J'ai le cœur aussi lourd que du plomb lorsque je pense
à aller à l’université. Même si je suis de bonne humeur comme Heidi dans l’Alpe
dès que je commence à penser à cette journée semblable aux autres (les cours
ennuyeux, tuer le temps à la cafétéria ou à la bibliothèque etc.), mes sourcils
se froncent inconsciemment comme un chirurgien qui a oublié un bistouri dans le
ventre de son patient.
Je vais à l’université juste pour avoir un papier.
Sans ce papier, je ne pourrai rien faire dans la société, notamment dans la
société japonaise, sans ce papier, je n’aurai que deux choix : me pendre ou me
jeter sur le quai. Je suis donc obligé de souffrir pour ce papier. Au Japon, il
y a de temps en temps des étudiants qui se suicident parce qu’ils n’ont pas pu
avoir ce papier. On comprend donc que le papier est plus important que la vie
dans la société japonaise, contrairement à ce qu’on enseigne à l’école
primaire.
J’aimerais dire pour ne pas être mal compris, que mon
université n’est pas mauvaise. Je la trouve plutôt bien, ou même très bien. Le
niveau académique est élevé, les professeurs sont intéressants (sauf
quelques-uns), il y a également beaucoup d’événements et d’activités même si je
n’y participe guère. J'aimerais donc insister : c’est mon problème personnel et
que je dirais la même chose même si j’allais à une autre école. Je n’allais
guère au collège, j’ai quitté le lycée. Le lycée était une montagne de singes.
J’avais quelques amis au collège, mais au lycée, je n’en avais aucun. Ils
étaient en rut, idiots et laids. C’est à ce moment-là qu’est né le désir
suicidaire qui perdure aujourd’hui. Je n’avais donc pas du tout envie d’entrer
dans une université japonaise. Plus tard, j’ai passé l’examen d’entrée dans une
université japonaise, et je l'ai réussi sans problème, ils m’ont même demandé d’être
boursier, mais je n’y suis pas allé.
En France, j’essaie de ne pas me faire remarquer. Je
ne parle que peu, je fais attention à mes mots. Si on me demandait mon film
préféré, je répondrais « Toy Story 2 ». Si on me demandait mon roman préféré,
je répondrais « Harry Potter ». Par conséquent, je ne connais personne à
l’université, mais je n’ai pas de problème de relations humaines non plus. Mon
intention était de finir mes études tranquillement. Il me semble que ce projet
a déjà échoué parce que mon cœur est dévasté comme une ville après l'orage.
Après le cours,
je suis allé à la BNU. J’ai rencontré un homme grand et barbu qui est toujours
à l’entrée. Il est vraiment grand ; je pense qu’il atteint même deux mètres.
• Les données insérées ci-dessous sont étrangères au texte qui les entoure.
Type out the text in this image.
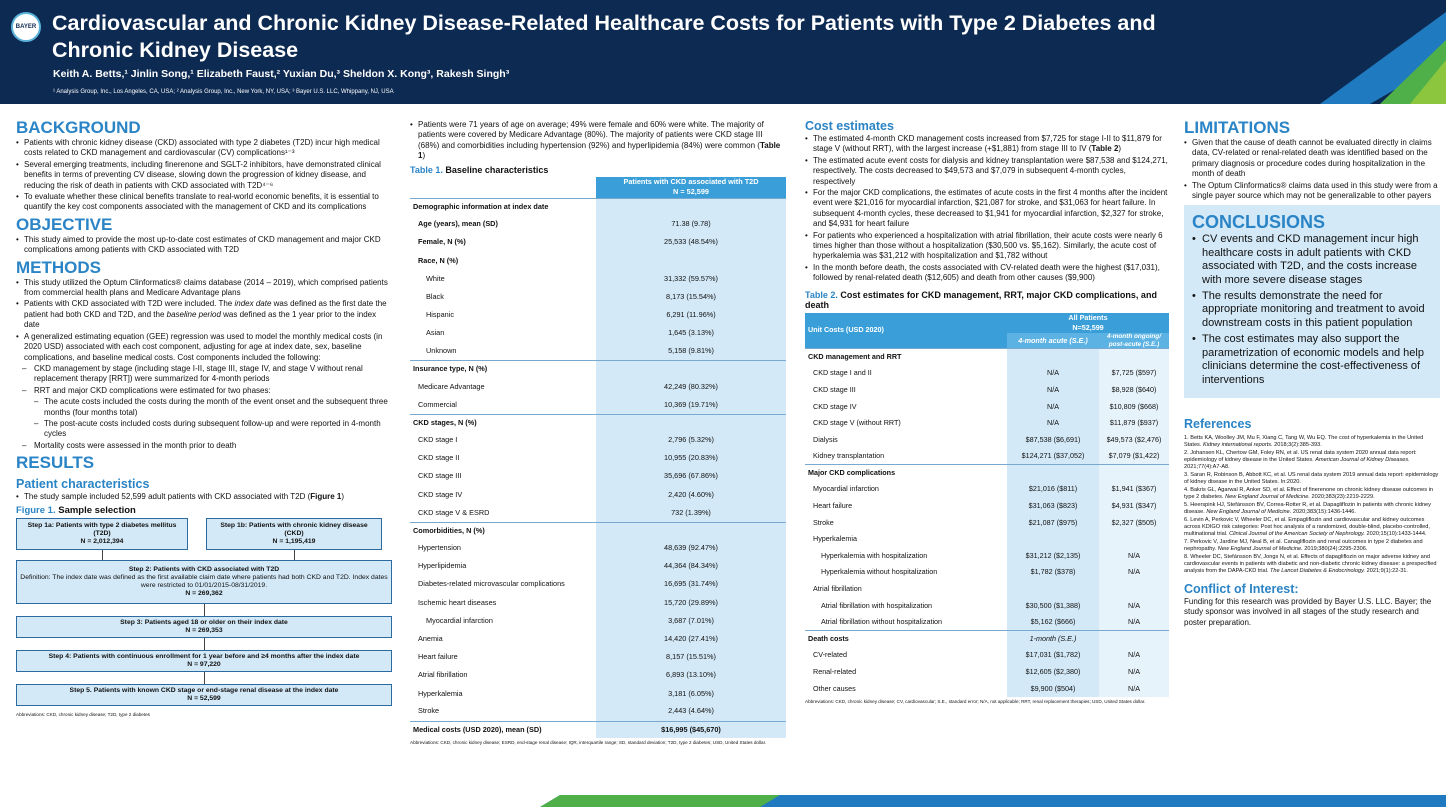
BAYER Cardiovascular and Chronic Kidney Disease-Related Healthcare Costs for Patients with Type 2 Diabetes and Chronic Kidney Disease
Keith A. Betts,¹ Jinlin Song,¹ Elizabeth Faust,² Yuxian Du,³ Sheldon X. Kong³, Rakesh Singh³
¹ Analysis Group, Inc., Los Angeles, CA, USA; ² Analysis Group, Inc., New York, NY, USA; ³ Bayer U.S. LLC, Whippany, NJ, USA
BACKGROUND
• Patients with chronic kidney disease (CKD) associated with type 2 diabetes (T2D) incur high medical costs related to CKD management and cardiovascular (CV) complications¹⁻³
• Several emerging treatments, including finerenone and SGLT-2 inhibitors, have demonstrated clinical benefits in terms of preventing CV disease, slowing down the progression of kidney disease, and reducing the risk of death in patients with CKD associated with T2D⁴⁻⁶
• To evaluate whether these clinical benefits translate to real-world economic benefits, it is essential to quantify the key cost components associated with the management of CKD and its complications
OBJECTIVE
• This study aimed to provide the most up-to-date cost estimates of CKD management and major CKD complications among patients with CKD associated with T2D
METHODS
• This study utilized the Optum Clinformatics® claims database (2014 – 2019), which comprised patients from commercial health plans and Medicare Advantage plans
• Patients with CKD associated with T2D were included. The index date was defined as the first date the patient had both CKD and T2D, and the baseline period was defined as the 1 year prior to the index date
• A generalized estimating equation (GEE) regression was used to model the monthly medical costs (in 2020 USD) associated with each cost component, adjusting for age at index date, sex, baseline complications, and baseline medical costs. Cost components included the following:
– CKD management by stage (including stage I-II, stage III, stage IV, and stage V without renal replacement therapy [RRT]) were summarized for 4-month periods
– RRT and major CKD complications were estimated for two phases:
– The acute costs included the costs during the month of the event onset and the subsequent three months (four months total)
– The post-acute costs included costs during subsequent follow-up and were reported in 4-month cycles
– Mortality costs were assessed in the month prior to death
RESULTS
Patient characteristics
• The study sample included 52,599 adult patients with CKD associated with T2D (Figure 1)
Figure 1. Sample selection
Step 1a: Patients with type 2 diabetes mellitus (T2D)
N = 2,012,394
Step 1b: Patients with chronic kidney disease (CKD)
N = 1,195,419
Step 2: Patients with CKD associated with T2D
Definition: The index date was defined as the first available claim date where patients had both CKD and T2D. Index dates were restricted to 01/01/2015-08/31/2019.
N = 269,362
Step 3: Patients aged 18 or older on their index date
N = 269,353
Step 4: Patients with continuous enrollment for 1 year before and ≥4 months after the index date
N = 97,220
Step 5. Patients with known CKD stage or end-stage renal disease at the index date
N = 52,599
Abbreviations: CKD, chronic kidney disease; T2D, type 2 diabetes
• Patients were 71 years of age on average; 49% were female and 60% were white. The majority of patients were covered by Medicare Advantage (80%). The majority of patients were CKD stage III (68%) and comorbidities including hypertension (92%) and hyperlipidemia (84%) were common (Table 1)
Table 1. Baseline characteristics

	Patients with CKD associated with T2D
N = 52,599

Demographic information at index date	
Age (years), mean (SD)	71.38 (9.78)
Female, N (%)	25,533 (48.54%)
Race, N (%)	
White	31,332 (59.57%)
Black	8,173 (15.54%)
Hispanic	6,291 (11.96%)
Asian	1,645 (3.13%)
Unknown	5,158 (9.81%)
Insurance type, N (%)	
Medicare Advantage	42,249 (80.32%)
Commercial	10,369 (19.71%)
CKD stages, N (%)	
CKD stage I	2,796 (5.32%)
CKD stage II	10,955 (20.83%)
CKD stage III	35,696 (67.86%)
CKD stage IV	2,420 (4.60%)
CKD stage V & ESRD	732 (1.39%)
Comorbidities, N (%)	
Hypertension	48,639 (92.47%)
Hyperlipidemia	44,364 (84.34%)
Diabetes-related microvascular complications	16,695 (31.74%)
Ischemic heart diseases	15,720 (29.89%)
Myocardial infarction	3,687 (7.01%)
Anemia	14,420 (27.41%)
Heart failure	8,157 (15.51%)
Atrial fibrillation	6,893 (13.10%)
Hyperkalemia	3,181 (6.05%)
Stroke	2,443 (4.64%)
Medical costs (USD 2020), mean (SD)	$16,995 ($45,670)
Abbreviations: CKD, chronic kidney disease; ESRD, end-stage renal disease; IQR, interquartile range; SD, standard deviation; T2D, type 2 diabetes; USD, United States dollar.
Cost estimates
• The estimated 4-month CKD management costs increased from $7,725 for stage I-II to $11,879 for stage V (without RRT), with the largest increase (+$1,881) from stage III to IV (Table 2)
• The estimated acute event costs for dialysis and kidney transplantation were $87,538 and $124,271, respectively. The costs decreased to $49,573 and $7,079 in subsequent 4-month cycles, respectively
• For the major CKD complications, the estimates of acute costs in the first 4 months after the incident event were $21,016 for myocardial infarction, $21,087 for stroke, and $31,063 for heart failure. In subsequent 4-month cycles, these decreased to $1,941 for myocardial infarction, $2,327 for stroke, and $4,931 for heart failure
• For patients who experienced a hospitalization with atrial fibrillation, their acute costs were nearly 6 times higher than those without a hospitalization ($30,500 vs. $5,162). Similarly, the acute cost of hyperkalemia was $31,212 with hospitalization and $1,782 without
• In the month before death, the costs associated with CV-related death were the highest ($17,031), followed by renal-related death ($12,605) and death from other causes ($9,900)
Table 2. Cost estimates for CKD management, RRT, major CKD complications, and death
Unit Costs (USD 2020)	All Patients
N=52,599	

	4-month acute (S.E.)	4-month ongoing/ post-acute (S.E.)
CKD management and RRT		
CKD stage I and II	N/A	$7,725 ($597)
CKD stage III	N/A	$8,928 ($640)
CKD stage IV	N/A	$10,809 ($668)
CKD stage V (without RRT)	N/A	$11,879 ($937)
Dialysis	$87,538 ($6,691)	$49,573 ($2,476)
Kidney transplantation	$124,271 ($37,052)	$7,079 ($1,422)
Major CKD complications		
Myocardial infarction	$21,016 ($811)	$1,941 ($367)
Heart failure	$31,063 ($823)	$4,931 ($347)
Stroke	$21,087 ($975)	$2,327 ($505)
Hyperkalemia		
Hyperkalemia with hospitalization	$31,212 ($2,135)	N/A
Hyperkalemia without hospitalization	$1,782 ($378)	N/A
Atrial fibrillation		
Atrial fibrillation with hospitalization	$30,500 ($1,388)	N/A
Atrial fibrillation without hospitalization	$5,162 ($666)	N/A
Death costs	1-month (S.E.)	
CV-related	$17,031 ($1,782)	N/A
Renal-related	$12,605 ($2,380)	N/A
Other causes	$9,900 ($504)	N/A
Abbreviations: CKD, chronic kidney disease; CV, cardiovascular; S.E., standard error; N/A, not applicable; RRT, renal replacement therapies; USD, United States dollar.
LIMITATIONS
• Given that the cause of death cannot be evaluated directly in claims data, CV-related or renal-related death was identified based on the primary diagnosis or procedure codes during hospitalization in the month of death
• The Optum Clinformatics® claims data used in this study were from a single payer source which may not be generalizable to other payers
CONCLUSIONS
• CV events and CKD management incur high healthcare costs in adult patients with CKD associated with T2D, and the costs increase with more severe disease stages
• The results demonstrate the need for appropriate monitoring and treatment to avoid downstream costs in this patient population
• The cost estimates may also support the parametrization of economic models and help clinicians determine the cost-effectiveness of interventions
References
1. Betts KA, Woolley JM, Mu F, Xiang C, Tang W, Wu EQ. The cost of hyperkalemia in the United States. Kidney international reports. 2018;3(2):385-393.
2. Johansen KL, Chertow GM, Foley RN, et al. US renal data system 2020 annual data report: epidemiology of kidney disease in the United States. American Journal of Kidney Diseases. 2021;77(4):A7-A8.
3. Saran R, Robinson B, Abbott KC, et al. US renal data system 2019 annual data report: epidemiology of kidney disease in the United States. In:2020.
4. Bakris GL, Agarwal R, Anker SD, et al. Effect of finerenone on chronic kidney disease outcomes in type 2 diabetes. New England Journal of Medicine. 2020;383(23):2219-2229.
5. Heerspink HJ, Stefánsson BV, Correa-Rotter R, et al. Dapagliflozin in patients with chronic kidney disease. New England Journal of Medicine. 2020;383(15):1436-1446.
6. Levin A, Perkovic V, Wheeler DC, et al. Empagliflozin and cardiovascular and kidney outcomes across KDIGO risk categories: Post hoc analysis of a randomized, double-blind, placebo-controlled, multinational trial. Clinical Journal of the American Society of Nephrology. 2020;15(10):1433-1444.
7. Perkovic V, Jardine MJ, Neal B, et al. Canagliflozin and renal outcomes in type 2 diabetes and nephropathy. New England Journal of Medicine. 2019;380(24):2295-2306.
8. Wheeler DC, Stefánsson BV, Jongs N, et al. Effects of dapagliflozin on major adverse kidney and cardiovascular events in patients with diabetic and non-diabetic chronic kidney disease: a prespecified analysis from the DAPA-CKD trial. The Lancet Diabetes & Endocrinology. 2021;9(1):22-31.
Conflict of Interest:
Funding for this research was provided by Bayer U.S. LLC. Bayer; the study sponsor was involved in all stages of the study research and poster preparation.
C’est un gardien de la bibliothèque. Il surveille pour que le voleur de livres
ne s’y introduise pas. Le voleur de livres est capable de changer le contenu
d’un livre, et l’histoire qu’il a changée ne redevient jamais comme avant.
Ce gardien ne m’a rien demandé, mais je savais que je
devais lui montrer l’intérieur de mon sac à dos. Il a regardé mes cahiers et ma
gourde d'un air ennuyé. Puis Il m’a dit :
« Il y a des places au cinquième étage pour
travailler. »
Mais je ne comprenais pas.
« Travailler ? Travailler sur quoi ? ai-je demandé.
- Il y a des places au cinquième étage pour
travailler, a-t-il répété comme un disque.
- Mais je suis venu chercher un livre de Richard
Brautigan…
- Ah, vous êtes venu juste visiter. Vous pouvez
passer. »
En montant l’escalier, j’ai sérieusement réfléchi à ce
dialogue. Au bout de quelques instants, j’ai finalement compris qu’il avait dit
cela parce qu’en ce moment il y a beaucoup d’étudiants qui révisent à la
bibliothèque. C’est un exemple qui montre que j’ai du mal à comprendre ce que
les gens me disent, quelle que soit la langue.
Je suis allé directement à l’étagère de littérature
américaine. ‘’L’avortement’’ de Brautigan se trouvait dans le coin. J’ai aussi
emprunté un livre de Kenzaburo Oe, ‘’ Une existence tranquille’’. Récemment, je
collectionne les tickets d’emprunt de la BNU.